Crown Prince Sultan was a member of the most powerful family group in Saudi Arabia, the Sudairi Seven.
They are the sons of Ibn Saud's most influential wife, Hassa bint Ahmad al-Sudairi. The oldest of the seven was King Fahd, who died in 2005 - to be succeeded by a half-brother, the current King Abdullah.
So, Sultan was born to power and influence and, as the oil riches poured into Saudi Arabia, wealth.
His first appointment was as governor of Riyadh. He was made Minister of Defence and Aviation in 1963.

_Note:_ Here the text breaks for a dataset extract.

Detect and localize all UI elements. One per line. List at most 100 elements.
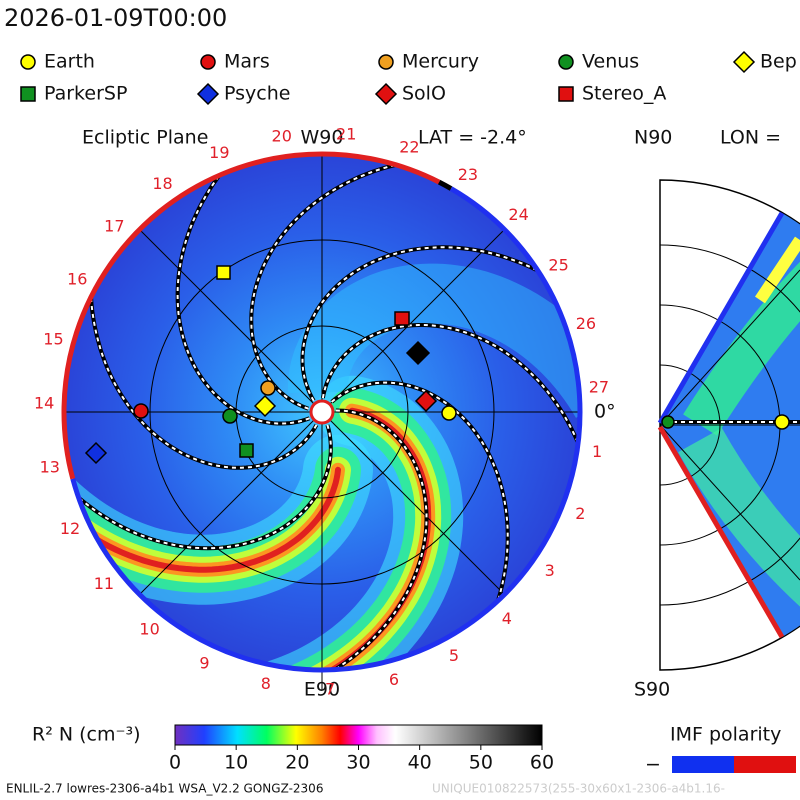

In this post, he oversaw extraordinary expenditure on modernising the armed forces, as multi-billion dollar deals made Saudi Arabia one of the world's biggest arms spenders.
BBC Middle East analyst Sebastian Usher says that despite this, Saudi Arabia is still widely seen as unable to defend itself against major threats.
Sultan was also involved in the setting up and development of the national airline, Saudia. Huge sums of money flowed into Saudi Arabia because of the deals - and Sultan benefited as much as anyone.
He was one of the strongest supporters of forging close ties with the US - links which came under strain after 9/11.
His son, Prince Bandar, was instrumental in this as the Kingdom's Washington ambassador for more than 20 years.
Sultan was still defence minister in 1990 at the time of the first Gulf War, when US troops deployed in Saudi Arabia to help defend the country against Iraq forces that had overrun Kuwait.
Another of his sons, Prince Khaled, served as the top Arab commander in Operation Desert Storm.
Sultan's health and age had already raised questions over whether he would be able to succeed Abdullah as King.
The crown prince had a string of health issues. He underwent surgery in New York in February 2009 for an undisclosed illness and spent nearly a year abroad recuperating in the US and at a palace in Agadir, Morocco.
Furthermore, his death has again shone a spotlight on the Saudi succession. Correspondents say the mechanism of picking the next crown prince is not entirely clear.
Another member of the Sudairi Seven, interior minister Prince Nayef, was made second deputy prime minister in 2009 - in effect the next in line after Sultan.
But their generation of Saudi leaders are now in their 70s or 80s and there is no clear idea yet of who will take over among Ibn Saud's legion of grandsons when they have died out.
The Saudi King traditionally names his successor but, as the Associated Press reports, it is possible the king could put the decision of his heir to the Allegiance Council, a body he created a decade ago as one of his reforms. The council is made up of his brothers and nephews with a mandate to determine the succession.
Crown Prince Sultan is survived by 32 children from multiple wives.